Uit de verte klonk de muziek, altijd dezelfde melodie, van steeds aanzwellende golven die hem meesleepten, over hem heen sloegen. Een oogenblik had hij haar soepel jong lichaam gevoeld in z'n omarming in willooze overgave; toen was er een trilling door haar heengegaan alsof haar slappe zenuwen zich staalden; ze had zich zachtjes maar zeker losgemaakt, had met den druk van haar sterke kleine hand tegen z'n voorhoofd, zijn gezicht van haar afgewend.
En ze was haastig weggegaan, door de rozentuin, langs de muzikanten, de verlichte deuren van 't hotel in.
Den volgenden morgen had ze hem aan 't ontbijt ontmoet alsof er niets gebeurd was.... Hij was er haar dankbaar voor geweest.... en toch misschien was hij een weinig teleurgesteld.... Ze hadden nooit met een enkel woord op het gebeurde gezinspeeld....
Zonder te denken wat hij deed, was hij z'n tuin weer ingedrenteld, maar hij liep wat voorover nu, wat rillerig tusschen z'n schouders, keek niet meer naar z'n bloemen. En ineens merkte hij, dat het al bijna donker was.
Hij ging naar binnen. Hij zat 's avonds meest in z'n eetkamer, vooraan straat, misschien om dichter bij z'n tuin te zijn, maar voornamelijk voor 't gemak van Trijntje, die dan de theestoof en de post niet hoefde boven te brengen. Wel wat dwaas, vond hijzelf, want z'n zitkamer boven, de heele breedte van 't huis was prettiger, dan 't wel wat bedompte eetkamertje, maar 't was nu eenmaal een instelling; je moet ook wat voor de vrede in huis overhebben.
| |
| |
Hij trok zelf de gordijnen dicht, plofte het gas aan. Z'n roodtrijpen fauteuil sleepte hij naar de tafel, wat met den rug naar de lamp om het licht in z'n courant op te vangen. Voordat hij zich verdiepte in z'n lectuur stak hij een sigaar op. Een zware rooker was hij nooit geweest, maar zoo'n enkele na het eten mocht hij wel. Na een tijdje hoorde hij vaag door z'n lezen heen het tuinhek openschuiven, stappen over het grintpad, door de stilte van het huis de voordeurbel. Uit de keuken, door de gang slirften de stappen van Trijntje aan; met 'n droog klikje van het slot ging de voordeur open. Hij achtte niet op de vertrouwde geluiden: de post wist hij.

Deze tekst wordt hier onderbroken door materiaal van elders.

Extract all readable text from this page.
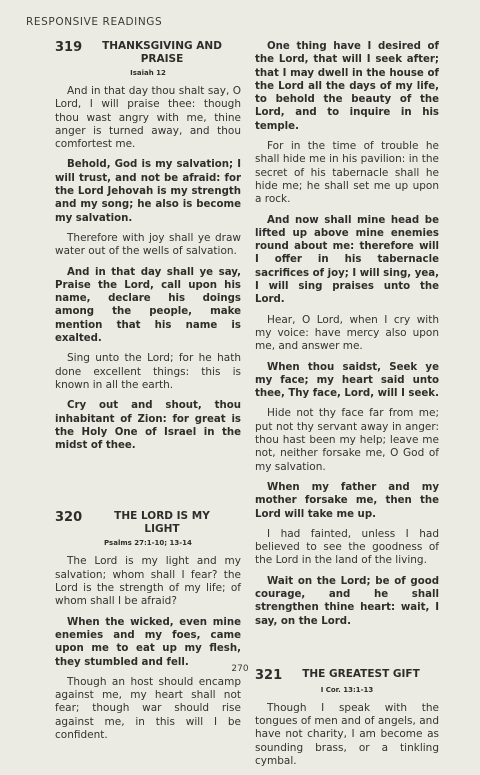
RESPONSIVE READINGS
319	THANKSGIVING AND PRAISE
Isaiah 12

And in that day thou shalt say, O Lord, I will praise thee: though thou wast angry with me, thine anger is turned away, and thou comfortest me.

Behold, God is my salvation; I will trust, and not be afraid: for the Lord Jehovah is my strength and my song; he also is become my salvation.

Therefore with joy shall ye draw water out of the wells of salvation.

And in that day shall ye say, Praise the Lord, call upon his name, declare his doings among the people, make mention that his name is exalted.

Sing unto the Lord; for he hath done excellent things: this is known in all the earth.

Cry out and shout, thou inhabitant of Zion: for great is the Holy One of Israel in the midst of thee.

320	THE LORD IS MY LIGHT
Psalms 27:1-10; 13-14

The Lord is my light and my salvation; whom shall I fear? the Lord is the strength of my life; of whom shall I be afraid?

When the wicked, even mine enemies and my foes, came upon me to eat up my flesh, they stumbled and fell.

Though an host should encamp against me, my heart shall not fear; though war should rise against me, in this will I be confident.

One thing have I desired of the Lord, that will I seek after; that I may dwell in the house of the Lord all the days of my life, to behold the beauty of the Lord, and to inquire in his temple.

For in the time of trouble he shall hide me in his pavilion: in the secret of his tabernacle shall he hide me; he shall set me up upon a rock.

And now shall mine head be lifted up above mine enemies round about me: therefore will I offer in his tabernacle sacrifices of joy; I will sing, yea, I will sing praises unto the Lord.

Hear, O Lord, when I cry with my voice: have mercy also upon me, and answer me.

When thou saidst, Seek ye my face; my heart said unto thee, Thy face, Lord, will I seek.

Hide not thy face far from me; put not thy servant away in anger: thou hast been my help; leave me not, neither forsake me, O God of my salvation.

When my father and my mother forsake me, then the Lord will take me up.

I had fainted, unless I had believed to see the goodness of the Lord in the land of the living.

Wait on the Lord; be of good courage, and he shall strengthen thine heart: wait, I say, on the Lord.

321	THE GREATEST GIFT
I Cor. 13:1-13

Though I speak with the tongues of men and of angels, and have not charity, I am become as sounding brass, or a tinkling cymbal.

270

Plotseling, bij het ongewone van stemmen in de gang, hoorde hij op.
Een oogenblik later had hij z'n courant opzij gelegd, in 'n frommel van z'n nerveus-dichtgeknepen vuist op de tafel; met een paar stappen was hij de kamer door, luisterde met de knop in de hand, door de aangekierde deur:
‘Zeker is meheer thuis’, kwam wat wantrouwend-brutaal de toon van Trijntje ‘maar of meheer ontvangen zal?....’
‘Zou je het dan ook eens vragen?’ zei een tikje uit de hoogte een bijzonder welluidende vrouwestem; toen even aarzelde zij, en als een kind dat verlegen wordt, voegde ze eraan toe: ‘Misschien is het beter als ik eens terug kom.’
‘In de salon, dadelijk; steek het gas aan!’ beet hij de meid toe, die wat ontwapend, toch maar vragen kwam.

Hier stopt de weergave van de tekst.